14. On the aforesaid facts, it is urged that the question is whether the subsidy granted to the assessee under G.O. Ms. No. 654 read with G.O. Ms. No. 224 is capital or revenue in nature. The learned counsel asserts that firstly the objective behind the grant of concessions under G.O. Ms. No. 224, as further extended by G.O. Ms. No. 654, is for bringing about rapid industrial growth in the State and for stimulating the entrepreneurial development. It is an accepted fact that so far as the investment subsidy is concerned, the Central Investment Subsidy is a capital receipt. This has bern accepted by the Central Board of Direct Taxes in the Board's circular No. 142 dated 1-8-1981, in ITR 151 (St.). On the same pattern, the investment subsidy which is granted by the State Government under G.O. Ms.
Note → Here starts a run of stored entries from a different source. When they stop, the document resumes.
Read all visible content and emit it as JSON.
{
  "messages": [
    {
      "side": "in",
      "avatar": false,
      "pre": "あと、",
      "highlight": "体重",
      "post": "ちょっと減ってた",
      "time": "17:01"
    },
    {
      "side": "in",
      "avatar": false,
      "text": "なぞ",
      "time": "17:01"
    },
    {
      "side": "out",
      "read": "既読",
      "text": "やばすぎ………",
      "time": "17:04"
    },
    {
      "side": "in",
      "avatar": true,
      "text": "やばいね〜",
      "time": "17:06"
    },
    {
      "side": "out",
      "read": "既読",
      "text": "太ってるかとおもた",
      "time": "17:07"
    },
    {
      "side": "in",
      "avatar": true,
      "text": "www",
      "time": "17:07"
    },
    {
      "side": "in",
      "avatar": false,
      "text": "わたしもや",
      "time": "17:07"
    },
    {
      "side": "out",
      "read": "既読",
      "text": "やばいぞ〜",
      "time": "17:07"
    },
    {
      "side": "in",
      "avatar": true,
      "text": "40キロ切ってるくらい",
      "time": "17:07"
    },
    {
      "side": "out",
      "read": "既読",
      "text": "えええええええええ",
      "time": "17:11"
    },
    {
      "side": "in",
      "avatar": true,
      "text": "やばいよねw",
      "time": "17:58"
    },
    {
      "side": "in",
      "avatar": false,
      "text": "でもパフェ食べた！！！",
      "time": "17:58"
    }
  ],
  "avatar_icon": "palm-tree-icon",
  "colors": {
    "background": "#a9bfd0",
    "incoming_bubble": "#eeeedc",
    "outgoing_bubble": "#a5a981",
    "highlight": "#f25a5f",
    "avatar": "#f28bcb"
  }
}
No. 224 would also be capital in nature and not assessable to tax, as held by the Income-tax Appellate Tribunal in ITO v. S.V. Earths and Chemicals (P.) Ltd. [1986] 18 ITD 196 (Hyd.). Insofar as the interest subsidy granted to educated self-employed is concerned, it has been held in Seaham Harbour Dock Co. v. Crook (Inspector of Taxes) 16 TC 333 that subsidy for mitigating unemployment is capital in nature. There can be little room for doubt that the interest-free sales tax loan, which is granted by the State Government, cannot be on the revenue account at all. It is submitted that one of the fundamental principles of interpretation is that the meaning of a word should be gathered from the meaning of the other words with which it keeps company. Likewise, the nature of one subsidy must be construed in the same manner as the other subsidies which are granted under the Government Order. The investment subsidy, the interest subsidy to educated unemployed and the Interest-free sales tax loan being clearly capital in nature, the power subsidy cannot be dissociated and treated as revenue in nature. In the opinion of the learned counsel, it was a package of incentives and what applies to one must apply to all. This principle, the learned counsel asserts, is supported by the decision of the Madras Bench of the Tribunal in Vispro Foundry Engineers (P.) Ltd. v. ITO [1984] 7 ITD 721. It cannot be that out of, say, five incentives granted under one scheme, four are capital in nature and one is revenue in nature, when the common objective is to pursue industrialisation.